0407 Where did they come from? Where are they going? Modeling the movement of soybean aphid infestations in North America

Monday, December 14, 2009: 10:47 AM
Room 110, First Floor (Convention Center)
Christine A. Bahlai , Environmental Biology, University of Guelph, Guelph, ON, Canada
David Voegtlin , Illinois Natural History Survey, University of Illinois, Champaign, IL
Terry Gillespie , Department of Land Resource Science, University of Guelph, Guelph, ON, Canada
Yingen Xue , Department of Environmental Biology, University of Guelph, Guelph, ON, Canada
Rebecca H. Hallett , School of Environmental Sciences, University of Guelph, Guelph, ON, Canada
Christina DiFonzo , Entomology, Michigan State University, East Lansing, MI
Arthur W. Schaafsma , Department of Plant Agriculture, University of Guelph, Ridgetown, ON, Canada
Soybean aphid is a severe pest of soybean in the Midwestern and Great Lakes regions of North America. Aphids are highly mobile and isolated infestations may spread to both adjacent and distant regions over the course of a growing season.
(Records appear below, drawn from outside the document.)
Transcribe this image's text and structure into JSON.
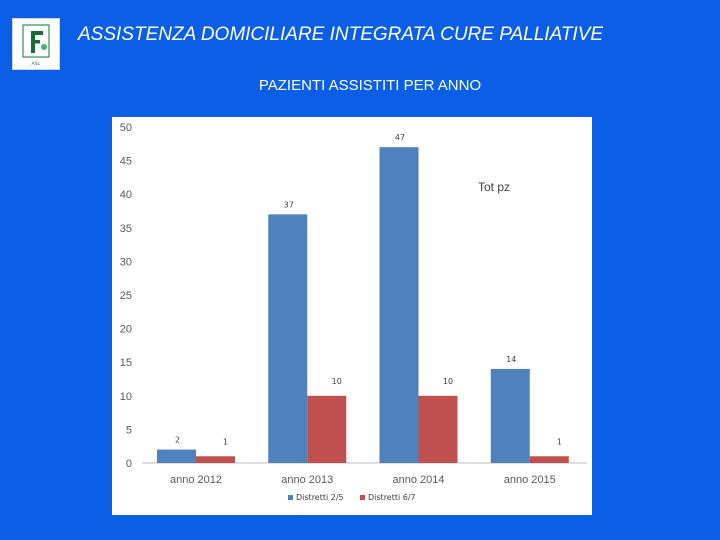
{
  "header": {
    "title": "ASSISTENZA DOMICILIARE  INTEGRATA CURE PALLIATIVE",
    "logo_text": "ASL"
  },
  "chart_data": {
    "type": "bar",
    "title": "PAZIENTI ASSISTITI PER ANNO",
    "categories": [
      "anno 2012",
      "anno 2013",
      "anno 2014",
      "anno 2015"
    ],
    "series": [
      {
        "name": "Distretti 2/5",
        "color": "#4f81bd",
        "values": [
          2,
          37,
          47,
          14
        ]
      },
      {
        "name": "Distretti 6/7",
        "color": "#c0504d",
        "values": [
          1,
          10,
          10,
          1
        ]
      }
    ],
    "ylim": [
      0,
      50
    ],
    "yticks": [
      0,
      5,
      10,
      15,
      20,
      25,
      30,
      35,
      40,
      45,
      50
    ],
    "annotation": "Tot pz",
    "legend_position": "bottom",
    "grid": false
  }
}
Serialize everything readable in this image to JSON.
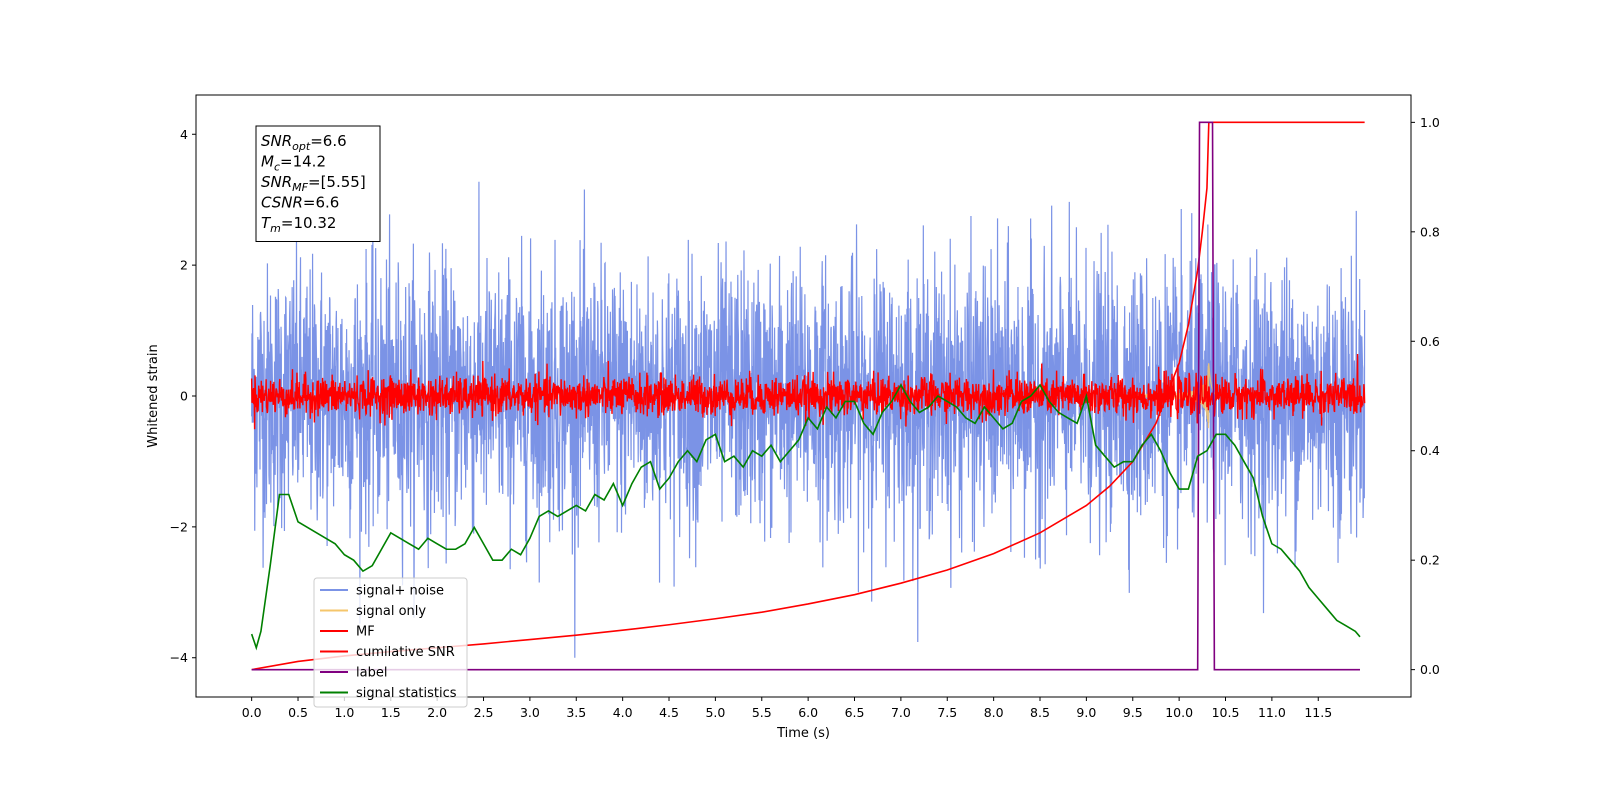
{
  "chart_data": {
    "type": "line",
    "xlabel": "Time (s)",
    "ylabel": "Whitened strain",
    "xlim": [
      -0.6,
      12.5
    ],
    "ylim": [
      -4.6,
      4.6
    ],
    "y2lim": [
      -0.05,
      1.05
    ],
    "x_ticks": [
      0.0,
      0.5,
      1.0,
      1.5,
      2.0,
      2.5,
      3.0,
      3.5,
      4.0,
      4.5,
      5.0,
      5.5,
      6.0,
      6.5,
      7.0,
      7.5,
      8.0,
      8.5,
      9.0,
      9.5,
      10.0,
      10.5,
      11.0,
      11.5
    ],
    "x_tick_labels": [
      "0.0",
      "0.5",
      "1.0",
      "1.5",
      "2.0",
      "2.5",
      "3.0",
      "3.5",
      "4.0",
      "4.5",
      "5.0",
      "5.5",
      "6.0",
      "6.5",
      "7.0",
      "7.5",
      "8.0",
      "8.5",
      "9.0",
      "9.5",
      "10.0",
      "10.5",
      "11.0",
      "11.5"
    ],
    "y_ticks": [
      4,
      2,
      0,
      -2,
      -4
    ],
    "y_tick_labels": [
      "4",
      "2",
      "0",
      "−2",
      "−4"
    ],
    "y2_ticks": [
      1.0,
      0.8,
      0.6,
      0.4,
      0.2,
      0.0
    ],
    "y2_tick_labels": [
      "1.0",
      "0.8",
      "0.6",
      "0.4",
      "0.2",
      "0.0"
    ],
    "grid": false,
    "legend_position": "lower-left",
    "series": [
      {
        "name": "signal+ noise",
        "color": "#7b93e6",
        "axis": "left",
        "kind": "noise",
        "x_range": [
          0,
          12
        ],
        "amplitude_std": 1.0,
        "amplitude_max": 4.0
      },
      {
        "name": "signal only",
        "color": "#f5c66b",
        "axis": "left",
        "kind": "chirp",
        "peak_time": 10.32,
        "peak_amplitude": 0.6
      },
      {
        "name": "MF",
        "color": "#ff0000",
        "axis": "left",
        "kind": "noise",
        "x_range": [
          0,
          12
        ],
        "amplitude_std": 0.15,
        "amplitude_max": 0.9
      },
      {
        "name": "cumilative SNR",
        "color": "#ff0000",
        "axis": "right",
        "x": [
          0.0,
          0.5,
          1.0,
          1.5,
          2.0,
          2.5,
          3.0,
          3.5,
          4.0,
          4.5,
          5.0,
          5.5,
          6.0,
          6.5,
          7.0,
          7.5,
          8.0,
          8.5,
          9.0,
          9.25,
          9.5,
          9.75,
          10.0,
          10.1,
          10.2,
          10.25,
          10.3,
          10.32,
          12.0
        ],
        "y": [
          0.0,
          0.015,
          0.025,
          0.033,
          0.04,
          0.047,
          0.055,
          0.063,
          0.072,
          0.082,
          0.093,
          0.105,
          0.12,
          0.137,
          0.158,
          0.182,
          0.212,
          0.25,
          0.3,
          0.335,
          0.38,
          0.45,
          0.56,
          0.63,
          0.73,
          0.8,
          0.88,
          1.0,
          1.0
        ]
      },
      {
        "name": "label",
        "color": "#800080",
        "axis": "right",
        "x": [
          0.0,
          10.2,
          10.22,
          10.36,
          10.38,
          11.95
        ],
        "y": [
          0.0,
          0.0,
          1.0,
          1.0,
          0.0,
          0.0
        ]
      },
      {
        "name": "signal statistics",
        "color": "#008000",
        "axis": "right",
        "x": [
          0.0,
          0.05,
          0.1,
          0.2,
          0.3,
          0.4,
          0.5,
          0.6,
          0.7,
          0.8,
          0.9,
          1.0,
          1.1,
          1.2,
          1.3,
          1.4,
          1.5,
          1.6,
          1.7,
          1.8,
          1.9,
          2.0,
          2.1,
          2.2,
          2.3,
          2.4,
          2.5,
          2.6,
          2.7,
          2.8,
          2.9,
          3.0,
          3.1,
          3.2,
          3.3,
          3.4,
          3.5,
          3.6,
          3.7,
          3.8,
          3.9,
          4.0,
          4.1,
          4.2,
          4.3,
          4.4,
          4.5,
          4.6,
          4.7,
          4.8,
          4.9,
          5.0,
          5.1,
          5.2,
          5.3,
          5.4,
          5.5,
          5.6,
          5.7,
          5.8,
          5.9,
          6.0,
          6.1,
          6.2,
          6.3,
          6.4,
          6.5,
          6.6,
          6.7,
          6.8,
          6.9,
          7.0,
          7.1,
          7.2,
          7.3,
          7.4,
          7.5,
          7.6,
          7.7,
          7.8,
          7.9,
          8.0,
          8.1,
          8.2,
          8.3,
          8.4,
          8.5,
          8.6,
          8.7,
          8.8,
          8.9,
          9.0,
          9.1,
          9.2,
          9.3,
          9.4,
          9.5,
          9.6,
          9.7,
          9.8,
          9.9,
          10.0,
          10.1,
          10.2,
          10.3,
          10.4,
          10.5,
          10.6,
          10.7,
          10.8,
          10.9,
          11.0,
          11.1,
          11.2,
          11.3,
          11.4,
          11.5,
          11.6,
          11.7,
          11.8,
          11.9,
          11.95
        ],
        "y": [
          0.065,
          0.04,
          0.07,
          0.19,
          0.32,
          0.32,
          0.27,
          0.26,
          0.25,
          0.24,
          0.23,
          0.21,
          0.2,
          0.18,
          0.19,
          0.22,
          0.25,
          0.24,
          0.23,
          0.22,
          0.24,
          0.23,
          0.22,
          0.22,
          0.23,
          0.26,
          0.23,
          0.2,
          0.2,
          0.22,
          0.21,
          0.24,
          0.28,
          0.29,
          0.28,
          0.29,
          0.3,
          0.29,
          0.32,
          0.31,
          0.34,
          0.3,
          0.34,
          0.37,
          0.38,
          0.33,
          0.35,
          0.38,
          0.4,
          0.38,
          0.42,
          0.43,
          0.38,
          0.39,
          0.37,
          0.4,
          0.39,
          0.41,
          0.38,
          0.4,
          0.42,
          0.46,
          0.44,
          0.48,
          0.46,
          0.49,
          0.49,
          0.45,
          0.43,
          0.47,
          0.49,
          0.52,
          0.49,
          0.47,
          0.48,
          0.5,
          0.49,
          0.48,
          0.46,
          0.45,
          0.48,
          0.46,
          0.44,
          0.45,
          0.49,
          0.5,
          0.52,
          0.49,
          0.47,
          0.46,
          0.45,
          0.5,
          0.41,
          0.39,
          0.37,
          0.38,
          0.38,
          0.41,
          0.43,
          0.4,
          0.36,
          0.33,
          0.33,
          0.39,
          0.4,
          0.43,
          0.43,
          0.41,
          0.38,
          0.35,
          0.28,
          0.23,
          0.22,
          0.2,
          0.18,
          0.15,
          0.13,
          0.11,
          0.09,
          0.08,
          0.07,
          0.06
        ]
      }
    ],
    "annotation": {
      "lines": [
        {
          "symbol": "SNR",
          "sub": "opt",
          "rest": "=6.6"
        },
        {
          "symbol": "M",
          "sub": "c",
          "rest": "=14.2"
        },
        {
          "symbol": "SNR",
          "sub": "MF",
          "rest": "=[5.55]"
        },
        {
          "symbol": "CSNR",
          "sub": "",
          "rest": "=6.6"
        },
        {
          "symbol": "T",
          "sub": "m",
          "rest": "=10.32"
        }
      ]
    }
  }
}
Since 2005, the North Central IPM Center, in collaboration with the Ontario Ministry of Agriculture, Food and Rural Affairs, has maintained a network of 47 suction traps to monitor aphid flights spanning the area where soybean aphid is of economic concern. Aphid capture data were examined relative to field counts, date, photoperiod, and weather. Geographic distribution of aphids was modeled through time and compared to relevant environmental cues. Applications of modeling aphid flight trajectory will be discussed.